This surgery is the most recommended breast cancer treatment . There are two types
- Partial (also known as lumpectomy, breast-conserving surgery, excisional biopsy or quadrantectomy)
- Total (full removal of the breast, also known as modified radical mastectomy)
Most patients undergo some form of this surgery, which removes cancer cells and makes for clear resection margins. In other words, the surgeon removes not only the tumor but also some of the surrounding tissue. This can maximize chances of eliminating all the cancer cells. Then, this tissue is analyzed for cancer cells. Absence of malignant cells in this tissue indicates that the cancer has been removed and points towards a good prognosis. During a total or partial mastectomy, surgeons also perform a biopsy on the sentinel or axillary lymph nodes to examine whether the disease has spread to the lymphatic system or other organs.

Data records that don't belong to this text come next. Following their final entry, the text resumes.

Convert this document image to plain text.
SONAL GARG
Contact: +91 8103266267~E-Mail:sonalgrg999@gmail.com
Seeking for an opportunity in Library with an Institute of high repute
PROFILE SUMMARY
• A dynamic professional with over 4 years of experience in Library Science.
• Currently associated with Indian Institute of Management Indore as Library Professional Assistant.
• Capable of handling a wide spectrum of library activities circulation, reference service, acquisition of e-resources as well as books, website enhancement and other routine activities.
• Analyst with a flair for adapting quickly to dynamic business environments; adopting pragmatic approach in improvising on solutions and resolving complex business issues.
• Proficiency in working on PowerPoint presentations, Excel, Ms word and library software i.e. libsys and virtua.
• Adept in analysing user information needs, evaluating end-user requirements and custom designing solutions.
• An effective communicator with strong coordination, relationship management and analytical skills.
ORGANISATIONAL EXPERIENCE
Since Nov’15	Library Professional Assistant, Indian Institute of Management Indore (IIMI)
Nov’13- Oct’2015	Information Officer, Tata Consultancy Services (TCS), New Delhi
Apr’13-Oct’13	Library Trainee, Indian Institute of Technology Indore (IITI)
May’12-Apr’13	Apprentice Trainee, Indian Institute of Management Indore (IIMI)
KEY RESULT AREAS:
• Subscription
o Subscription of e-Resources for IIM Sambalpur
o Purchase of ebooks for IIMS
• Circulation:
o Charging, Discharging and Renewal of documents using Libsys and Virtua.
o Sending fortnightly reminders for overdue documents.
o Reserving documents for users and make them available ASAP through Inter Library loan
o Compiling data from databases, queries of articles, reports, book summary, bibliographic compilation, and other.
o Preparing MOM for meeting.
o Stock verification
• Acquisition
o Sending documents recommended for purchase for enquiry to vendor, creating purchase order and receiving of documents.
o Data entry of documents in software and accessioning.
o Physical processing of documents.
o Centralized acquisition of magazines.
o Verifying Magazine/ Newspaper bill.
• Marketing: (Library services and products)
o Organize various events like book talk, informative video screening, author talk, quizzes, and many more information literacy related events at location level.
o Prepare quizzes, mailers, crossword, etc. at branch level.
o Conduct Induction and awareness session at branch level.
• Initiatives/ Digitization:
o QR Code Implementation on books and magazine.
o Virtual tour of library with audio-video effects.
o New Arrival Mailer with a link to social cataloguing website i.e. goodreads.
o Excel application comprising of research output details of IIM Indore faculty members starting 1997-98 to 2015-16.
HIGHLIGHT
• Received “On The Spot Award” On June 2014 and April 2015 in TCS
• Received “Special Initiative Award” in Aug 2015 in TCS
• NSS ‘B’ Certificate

Whenever possible, surgeons try to preserve the breast by prioritizing lumpectomy. Surgery may be combined with neoadjuvant chemotherapy, which may decrease the size of a large tumor before surgery, or adjuvant chemotherapy, which may improve the effectiveness of the overall treatment.
Following the surgery, women may experience some side effects such as lymphedema, pain or numbness in the arm or shoulder, and diminished self-esteem stemming from changes to their body.
Research is underway to develop techniques (such as intraoperative frozen section consultation) to avoid a total mastectomy and perform a partial one instead.